Хаджи Ибрагим сразу насторожился. Улица пахла опасностью. Если он продаст грузовик и будет при больших деньгах, он может никогда не уйти отсюда живым. Он велел Сабри повернуть назад и вернуться на дорогу, а потом остановился на боковой дороге в Кедронской Долине возле Гробницы Авессалома.

— Отправляйся обратно до Вади-эль-Джоз и приводи сюда покупателей по одному, но не говори им, куда ведешь, а то за тобой потянется десяток родственников, — наставлял Ибрагим.

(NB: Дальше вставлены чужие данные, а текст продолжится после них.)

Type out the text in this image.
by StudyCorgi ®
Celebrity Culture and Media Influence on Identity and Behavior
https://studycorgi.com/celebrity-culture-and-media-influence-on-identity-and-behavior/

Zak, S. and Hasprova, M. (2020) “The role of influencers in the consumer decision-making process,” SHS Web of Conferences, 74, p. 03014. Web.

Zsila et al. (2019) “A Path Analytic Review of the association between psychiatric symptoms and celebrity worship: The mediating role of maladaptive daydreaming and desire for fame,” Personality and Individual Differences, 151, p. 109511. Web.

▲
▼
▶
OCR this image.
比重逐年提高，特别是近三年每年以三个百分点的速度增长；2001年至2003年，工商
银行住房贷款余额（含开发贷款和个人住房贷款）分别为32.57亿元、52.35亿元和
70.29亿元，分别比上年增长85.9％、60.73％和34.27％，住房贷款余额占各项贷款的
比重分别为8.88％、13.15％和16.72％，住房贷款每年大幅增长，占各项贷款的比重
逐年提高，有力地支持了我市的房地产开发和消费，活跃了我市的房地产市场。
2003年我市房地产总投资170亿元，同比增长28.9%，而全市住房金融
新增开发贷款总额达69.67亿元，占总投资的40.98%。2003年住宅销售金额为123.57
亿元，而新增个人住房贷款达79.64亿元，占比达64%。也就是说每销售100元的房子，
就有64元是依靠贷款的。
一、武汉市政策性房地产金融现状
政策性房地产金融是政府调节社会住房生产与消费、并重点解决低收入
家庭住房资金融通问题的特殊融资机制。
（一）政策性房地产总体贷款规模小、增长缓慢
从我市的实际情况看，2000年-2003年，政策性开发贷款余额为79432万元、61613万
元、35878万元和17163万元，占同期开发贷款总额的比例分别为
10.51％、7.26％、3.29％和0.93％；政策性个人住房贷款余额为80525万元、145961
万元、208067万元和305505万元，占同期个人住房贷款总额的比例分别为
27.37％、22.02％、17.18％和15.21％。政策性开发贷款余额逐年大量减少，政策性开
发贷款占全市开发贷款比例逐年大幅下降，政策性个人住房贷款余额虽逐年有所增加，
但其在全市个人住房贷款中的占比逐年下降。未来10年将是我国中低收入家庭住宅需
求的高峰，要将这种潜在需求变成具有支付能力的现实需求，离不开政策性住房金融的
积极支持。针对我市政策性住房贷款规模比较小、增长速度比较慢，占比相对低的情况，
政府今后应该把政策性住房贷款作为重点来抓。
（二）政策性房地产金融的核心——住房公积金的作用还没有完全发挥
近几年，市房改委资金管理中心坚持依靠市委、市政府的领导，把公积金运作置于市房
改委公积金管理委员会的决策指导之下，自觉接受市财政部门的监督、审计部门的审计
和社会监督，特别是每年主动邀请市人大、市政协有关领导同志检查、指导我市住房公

Ибрагим знал, что покупатели первого захода скорее всего затеют с ним игру, чтобы сторговаться в пользу окончательного покупателя. Их задача в том, чтобы ругать машину и сбить цену. Сабри вернулся с сирийским офицером, дезертиром, который открыл процветающий бизнес, скупая оружие у других дезертиров. Львиную долю своего арсенала он переправил евреям, державшим оборону противоположной стороны города.

— Мотор похож на ослиную задницу в бурю, — высказался он.

— Столь скромное транспортное средство явно недостойно столь благородного человека, — отвечал Ибрагим.

Несмотря на отвратительное состояние грузовика, сириец сделал унизительное предложение.

— Я бы дал больше проститутке за одну ее улыбку.

Когда сириец ушел, Ибрагим велел Сабри отвести машину на другое место — возле Львиных ворот стены Старого Города. Следующий потенциальный покупатель лил оскорбления потоком, указывая на двадцать настоящих или воображаемых недостатков грузовика, но показался Ибрагиму более обещающим.

— Эту машину катали в дерьме, — заключил он. — Она ничего не стоит, разве что на детали.

Ибрагим лишь велел Сабри переехать на третье место возле Могилы Девы. Теперь он знал, что вдоль Вади-эль-Джоз высказались все, а они узнали, что хаджи Ибрагим — торговец хладнокровный.